Выбрать главу

— Тот, что эксперту отдали?

— Да. Один конец был сломан, другой заострен. Я еще тогда подумал, что кто-то употреблял спичку как зубочистку. А раз уж человек ковырял в зубах во время ограбления — значит, это устойчивая привычка. В НТО исследовали состав слюны, которая осталась на спичке. А ты прекрасно знаешь — по слюне можно группу крови определить. Не помнишь, у кого привычка ковырять в зубах?

— Помню. Глухарь.

— То-то и оно. Не забыл?

— Нет. Ведь нам тогда сколько возиться с ним пришлось.

— Я все звоню в Министерство, никто не отвечает. У них там «личное дело» Глухаря. Ты бы сходил, посмотрел его медицинскую карту — узнал, какая группа крови.

— Хорошо, Александр Ильич. Только вы мне разрешите сходить в следственный отдел?

— Иди. А что такое?

— Да насчет паренька, которого машина сбила на двадцать пятом километре… Так же мы никогда не раскроем преступления.

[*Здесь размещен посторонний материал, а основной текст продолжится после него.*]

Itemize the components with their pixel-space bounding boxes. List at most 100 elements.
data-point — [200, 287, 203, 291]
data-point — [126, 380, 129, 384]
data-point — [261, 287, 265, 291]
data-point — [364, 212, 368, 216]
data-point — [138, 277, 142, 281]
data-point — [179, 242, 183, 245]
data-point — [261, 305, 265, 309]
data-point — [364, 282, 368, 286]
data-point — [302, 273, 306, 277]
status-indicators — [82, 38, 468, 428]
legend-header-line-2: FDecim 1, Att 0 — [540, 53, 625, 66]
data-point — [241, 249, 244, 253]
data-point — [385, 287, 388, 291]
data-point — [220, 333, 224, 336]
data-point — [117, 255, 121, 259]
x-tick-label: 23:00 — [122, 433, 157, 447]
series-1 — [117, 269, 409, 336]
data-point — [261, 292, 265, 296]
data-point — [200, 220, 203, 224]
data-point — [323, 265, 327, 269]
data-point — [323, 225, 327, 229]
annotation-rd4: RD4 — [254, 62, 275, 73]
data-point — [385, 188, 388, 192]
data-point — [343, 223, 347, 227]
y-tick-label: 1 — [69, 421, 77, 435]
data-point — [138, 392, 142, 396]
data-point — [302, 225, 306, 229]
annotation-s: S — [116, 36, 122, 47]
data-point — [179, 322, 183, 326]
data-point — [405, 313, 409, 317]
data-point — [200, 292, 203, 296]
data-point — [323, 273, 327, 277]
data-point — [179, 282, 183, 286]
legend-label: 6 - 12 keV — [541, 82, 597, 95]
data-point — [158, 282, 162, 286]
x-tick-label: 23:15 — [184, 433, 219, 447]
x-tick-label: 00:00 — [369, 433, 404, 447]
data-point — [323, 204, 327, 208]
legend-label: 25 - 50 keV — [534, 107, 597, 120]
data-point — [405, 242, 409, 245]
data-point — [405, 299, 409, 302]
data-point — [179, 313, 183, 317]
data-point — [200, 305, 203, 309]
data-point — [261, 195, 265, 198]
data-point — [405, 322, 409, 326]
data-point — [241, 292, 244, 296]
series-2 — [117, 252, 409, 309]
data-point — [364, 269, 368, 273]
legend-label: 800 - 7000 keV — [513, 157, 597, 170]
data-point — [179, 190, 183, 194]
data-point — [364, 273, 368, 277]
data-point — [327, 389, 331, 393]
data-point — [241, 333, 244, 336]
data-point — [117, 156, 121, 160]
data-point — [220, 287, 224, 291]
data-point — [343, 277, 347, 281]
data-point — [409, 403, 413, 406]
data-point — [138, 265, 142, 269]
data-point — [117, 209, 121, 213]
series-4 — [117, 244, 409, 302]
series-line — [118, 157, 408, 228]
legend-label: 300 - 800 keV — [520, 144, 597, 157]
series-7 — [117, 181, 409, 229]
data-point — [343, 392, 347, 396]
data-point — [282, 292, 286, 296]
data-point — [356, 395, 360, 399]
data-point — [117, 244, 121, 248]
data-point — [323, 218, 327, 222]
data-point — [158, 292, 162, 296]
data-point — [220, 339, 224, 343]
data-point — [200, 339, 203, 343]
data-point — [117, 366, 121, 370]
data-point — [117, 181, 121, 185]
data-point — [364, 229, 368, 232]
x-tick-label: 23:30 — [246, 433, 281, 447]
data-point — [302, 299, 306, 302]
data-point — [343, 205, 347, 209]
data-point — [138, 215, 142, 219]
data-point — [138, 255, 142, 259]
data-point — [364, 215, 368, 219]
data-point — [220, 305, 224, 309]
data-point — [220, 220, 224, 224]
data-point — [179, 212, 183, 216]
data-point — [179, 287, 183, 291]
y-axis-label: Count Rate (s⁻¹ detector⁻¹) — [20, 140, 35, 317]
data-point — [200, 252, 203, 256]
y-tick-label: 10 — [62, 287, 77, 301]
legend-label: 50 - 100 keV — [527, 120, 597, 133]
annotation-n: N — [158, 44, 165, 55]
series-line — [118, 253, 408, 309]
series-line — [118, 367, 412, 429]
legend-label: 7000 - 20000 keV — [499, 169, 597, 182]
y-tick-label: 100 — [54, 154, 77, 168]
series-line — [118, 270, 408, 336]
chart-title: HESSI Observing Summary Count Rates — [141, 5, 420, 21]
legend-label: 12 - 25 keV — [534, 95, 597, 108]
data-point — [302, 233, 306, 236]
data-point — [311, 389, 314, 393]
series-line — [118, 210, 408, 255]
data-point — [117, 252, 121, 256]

Вместо того чтобы принять дело к своему производству и вести расследование, следователь Григорьев добыл справку в дорожно-эксплуатационном участке. Знаете какую? Что отрезок шоссе, где произошло происшествие, обслуживается другим райотделом милиции.

— Как отнеслись к этому в следственном отделе?

— Добыли другую справку из поселкового совета. И доказали, что дом, против которого сбили паренька, находится на территории Калининского района. И дело вернули Григорьеву.

— Утих Григорьев?

— По-своему утих. Видит, номер не проходит, он сделал еще один «заход». От того же поселкового совета получил справку, что этот дом находится на территории района. Но шоссе обслуживается городом.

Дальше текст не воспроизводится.